WORK-LIFE BALANCE / JUN. 11, 2014
version 3, draft 3

Illegal Activities Contribution to GDP Finally Being Assessed

All illegal activities will soon be assessed to work out what their contribution to GDP is. Every EU country is now assessing the contribution that these activities make to their GDP. This move should have a very good outcome for all the countries involved. In the face of the economic problems many countries have been facing, any kind of boost to GDP is going to be welcome. Of course, many people are worried that this could lead to further legitimisation of illegal activities.

New EU Rules

Under new EU rules, all member states are required to assess the contribution that illegal activity is making towards GDP by 2016. Illegal activity of any kind is included, but it primarily focuses on prostitution, illegal drugs and smuggling of cigarettes and alcohol. The rules were drawn up by Eurostat, the EU’s statistical organisation. It is assumed that the new directive is an attempt by the EU to keep an even closer eye on their member states economies. Further scrutiny and control would be ideal given the problems that occurred due to the recent economic crash. There are some serious problems with calculating these contributions. According to Italy’s statistical body Istat “{It is} very difficult for the obvious reason as these illegal activities are not reported.” Despite this, Eurostat still expects the move to have positive results. Here are some of their projections for the increases in GDP that the new measures will have.

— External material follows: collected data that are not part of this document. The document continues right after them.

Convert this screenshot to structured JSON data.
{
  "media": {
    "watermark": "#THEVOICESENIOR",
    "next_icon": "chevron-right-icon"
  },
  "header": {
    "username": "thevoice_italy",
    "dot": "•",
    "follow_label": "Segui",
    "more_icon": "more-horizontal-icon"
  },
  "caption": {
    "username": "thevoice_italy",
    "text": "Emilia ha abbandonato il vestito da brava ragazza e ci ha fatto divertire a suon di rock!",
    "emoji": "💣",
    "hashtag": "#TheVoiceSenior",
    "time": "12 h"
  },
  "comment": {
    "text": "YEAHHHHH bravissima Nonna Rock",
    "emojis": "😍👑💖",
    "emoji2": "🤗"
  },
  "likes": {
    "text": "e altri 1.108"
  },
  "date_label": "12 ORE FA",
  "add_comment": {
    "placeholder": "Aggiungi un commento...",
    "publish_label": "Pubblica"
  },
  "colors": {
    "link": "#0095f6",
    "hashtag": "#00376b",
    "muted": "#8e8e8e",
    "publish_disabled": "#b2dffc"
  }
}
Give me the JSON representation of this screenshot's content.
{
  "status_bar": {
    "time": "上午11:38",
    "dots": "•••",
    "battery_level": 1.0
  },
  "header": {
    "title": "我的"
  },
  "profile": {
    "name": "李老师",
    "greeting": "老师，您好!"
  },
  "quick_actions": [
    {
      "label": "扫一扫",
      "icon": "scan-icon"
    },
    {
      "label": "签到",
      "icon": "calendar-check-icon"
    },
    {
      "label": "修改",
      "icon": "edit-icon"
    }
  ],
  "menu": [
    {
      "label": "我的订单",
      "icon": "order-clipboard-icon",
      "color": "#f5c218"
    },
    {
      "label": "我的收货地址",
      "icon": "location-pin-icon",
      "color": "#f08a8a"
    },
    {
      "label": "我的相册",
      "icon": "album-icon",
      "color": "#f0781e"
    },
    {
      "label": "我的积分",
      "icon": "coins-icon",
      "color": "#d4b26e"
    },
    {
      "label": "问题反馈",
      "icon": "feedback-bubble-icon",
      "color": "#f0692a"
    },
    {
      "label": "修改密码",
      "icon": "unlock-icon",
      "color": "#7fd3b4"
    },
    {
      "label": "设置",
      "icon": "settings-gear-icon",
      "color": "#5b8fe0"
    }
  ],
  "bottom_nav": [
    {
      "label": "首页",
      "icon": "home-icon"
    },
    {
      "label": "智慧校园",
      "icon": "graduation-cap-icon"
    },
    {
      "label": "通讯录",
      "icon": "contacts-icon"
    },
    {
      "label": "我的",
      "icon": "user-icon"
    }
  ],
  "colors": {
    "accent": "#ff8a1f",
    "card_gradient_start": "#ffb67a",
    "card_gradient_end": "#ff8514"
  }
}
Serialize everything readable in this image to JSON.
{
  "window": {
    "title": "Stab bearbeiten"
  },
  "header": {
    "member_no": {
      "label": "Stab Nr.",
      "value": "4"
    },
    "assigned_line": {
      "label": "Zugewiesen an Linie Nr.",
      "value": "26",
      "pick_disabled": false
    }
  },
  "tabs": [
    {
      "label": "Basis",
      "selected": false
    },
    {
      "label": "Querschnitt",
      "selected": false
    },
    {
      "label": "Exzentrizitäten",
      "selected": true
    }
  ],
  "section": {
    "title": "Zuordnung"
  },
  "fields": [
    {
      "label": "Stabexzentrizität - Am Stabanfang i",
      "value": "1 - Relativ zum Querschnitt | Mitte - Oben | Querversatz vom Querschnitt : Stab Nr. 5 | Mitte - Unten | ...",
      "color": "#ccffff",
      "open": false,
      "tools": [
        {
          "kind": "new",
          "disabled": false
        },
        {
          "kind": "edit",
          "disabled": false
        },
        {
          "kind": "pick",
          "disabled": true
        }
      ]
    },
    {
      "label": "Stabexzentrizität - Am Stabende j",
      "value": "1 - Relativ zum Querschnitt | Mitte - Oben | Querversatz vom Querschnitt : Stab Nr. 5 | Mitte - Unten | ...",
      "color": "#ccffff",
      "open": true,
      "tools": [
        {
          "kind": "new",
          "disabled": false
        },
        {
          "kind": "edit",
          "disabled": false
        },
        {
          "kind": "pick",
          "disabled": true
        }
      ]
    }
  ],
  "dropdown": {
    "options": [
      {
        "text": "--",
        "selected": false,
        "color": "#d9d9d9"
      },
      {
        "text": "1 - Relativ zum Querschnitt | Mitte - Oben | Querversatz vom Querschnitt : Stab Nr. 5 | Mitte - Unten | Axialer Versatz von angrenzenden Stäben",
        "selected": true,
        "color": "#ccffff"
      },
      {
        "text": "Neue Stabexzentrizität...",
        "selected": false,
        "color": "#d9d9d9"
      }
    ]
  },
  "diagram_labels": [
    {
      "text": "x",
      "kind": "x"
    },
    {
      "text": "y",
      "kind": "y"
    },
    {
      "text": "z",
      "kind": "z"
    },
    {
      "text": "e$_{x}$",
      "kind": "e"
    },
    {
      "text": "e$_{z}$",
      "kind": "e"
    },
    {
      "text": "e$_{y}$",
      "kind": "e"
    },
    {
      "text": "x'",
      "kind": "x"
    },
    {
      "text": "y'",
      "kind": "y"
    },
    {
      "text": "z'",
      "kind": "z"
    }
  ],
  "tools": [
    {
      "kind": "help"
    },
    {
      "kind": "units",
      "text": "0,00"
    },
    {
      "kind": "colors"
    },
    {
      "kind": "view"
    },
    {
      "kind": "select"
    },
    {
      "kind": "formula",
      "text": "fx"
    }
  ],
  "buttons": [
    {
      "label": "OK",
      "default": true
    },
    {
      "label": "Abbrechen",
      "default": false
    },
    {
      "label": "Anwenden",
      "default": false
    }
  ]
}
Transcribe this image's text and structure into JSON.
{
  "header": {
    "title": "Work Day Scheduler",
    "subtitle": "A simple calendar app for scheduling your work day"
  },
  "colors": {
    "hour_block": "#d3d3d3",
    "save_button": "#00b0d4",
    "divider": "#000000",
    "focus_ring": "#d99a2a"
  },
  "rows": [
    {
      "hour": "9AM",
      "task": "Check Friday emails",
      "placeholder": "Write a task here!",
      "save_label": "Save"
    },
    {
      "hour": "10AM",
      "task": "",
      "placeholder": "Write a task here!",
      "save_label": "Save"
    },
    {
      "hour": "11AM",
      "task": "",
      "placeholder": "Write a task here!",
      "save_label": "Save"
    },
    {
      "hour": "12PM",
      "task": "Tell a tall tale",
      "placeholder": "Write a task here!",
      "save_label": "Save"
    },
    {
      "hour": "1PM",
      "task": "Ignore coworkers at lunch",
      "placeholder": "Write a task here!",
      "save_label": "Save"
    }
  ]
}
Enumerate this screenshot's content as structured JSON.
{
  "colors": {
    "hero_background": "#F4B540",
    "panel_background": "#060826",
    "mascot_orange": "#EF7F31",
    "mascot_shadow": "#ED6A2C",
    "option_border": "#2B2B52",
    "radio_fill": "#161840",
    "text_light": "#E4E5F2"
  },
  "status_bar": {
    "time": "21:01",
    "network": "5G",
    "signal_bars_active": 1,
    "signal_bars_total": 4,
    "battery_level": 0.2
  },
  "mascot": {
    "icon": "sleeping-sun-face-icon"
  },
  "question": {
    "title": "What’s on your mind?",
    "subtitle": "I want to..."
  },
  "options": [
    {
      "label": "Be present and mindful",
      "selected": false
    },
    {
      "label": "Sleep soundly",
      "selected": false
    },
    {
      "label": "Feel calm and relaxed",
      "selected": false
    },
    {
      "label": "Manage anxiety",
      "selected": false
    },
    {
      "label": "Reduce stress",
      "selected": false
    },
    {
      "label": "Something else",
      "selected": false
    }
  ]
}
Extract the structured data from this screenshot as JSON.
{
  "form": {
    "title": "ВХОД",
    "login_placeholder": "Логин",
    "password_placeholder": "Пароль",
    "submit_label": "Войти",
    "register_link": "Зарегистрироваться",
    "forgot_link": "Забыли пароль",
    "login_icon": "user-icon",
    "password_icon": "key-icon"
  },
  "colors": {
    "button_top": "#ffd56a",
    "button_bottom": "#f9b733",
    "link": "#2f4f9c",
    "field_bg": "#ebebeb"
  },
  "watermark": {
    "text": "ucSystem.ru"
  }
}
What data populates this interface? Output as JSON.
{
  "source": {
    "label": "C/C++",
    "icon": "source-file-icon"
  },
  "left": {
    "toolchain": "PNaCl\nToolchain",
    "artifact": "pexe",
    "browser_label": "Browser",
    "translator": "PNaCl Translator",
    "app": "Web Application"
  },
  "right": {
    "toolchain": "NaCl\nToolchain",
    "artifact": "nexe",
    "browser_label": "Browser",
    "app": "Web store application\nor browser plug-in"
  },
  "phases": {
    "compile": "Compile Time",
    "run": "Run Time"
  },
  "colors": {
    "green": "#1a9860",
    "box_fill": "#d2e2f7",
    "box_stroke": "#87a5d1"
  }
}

0%-1% Hungary, Latvia, Lithuania, Poland, Romania

1%-2% Czech Republic, Estonia, Ireland, Italy, Malta, Portugal, Slovakia, Slovenia, Spain

2%-3% Belgium, Denmark, Germany, France

3%-4% Austria, Netherlands, UK

4%-5% Finland, Sweden

Source: Eurostat    

Spain

Spain is well known as a country with a large amount of crime and prostitution. Roughly 39% of the male population has admitted to having paid for sex. It has also long been the entry point into Europe for drugs from South America and Morocco. Spain’s National Statistics Institute (INE) has taken the EU’s directive head on and even began phoning brothels. The statisticians asked brothel owners questions such as how many prostitutes were needed for a brothel to be viable, (50), and what the standard charge was, (€40 - €70). It is estimated that Spain may have as many as 300,000 prostitutes and that it could be worth as much as €10 billion per year. The drug trade alone is estimated to be worth €5.7 billion per year to the Spanish economy. Although hard to calculate, if even half of this money was added to the GDP it would be a huge boost to the financially struggling nation.

The UK

The UK is also expected to get a huge boost from adding illegal activities to its GDP calculations. Activities such as prostitution and illegal drugs are estimated to be worth £10 billion per year to the economy. The Office of National Statistics (ONS) estimates that this should help to boost the GDP by up to £65billion. However, some in the UK are rather skeptical. Alan Clarke, Economist at Scotia Bank said, "On paper the economy is £65bn bigger – which is massive. But it is purely an accounting treatment. These activities have always been there – particularly research and development activities – they just weren’t necessarily taken into account in GDP previously.”

Many people may view this as a very progressive move forward by the EU, but others could see it as further legitimisation of industries that they see as wrong or immoral. The biggest problems, however, come from the countries themselves. Within the EU, the directive is viewed as an accounting trick based in unreliable information.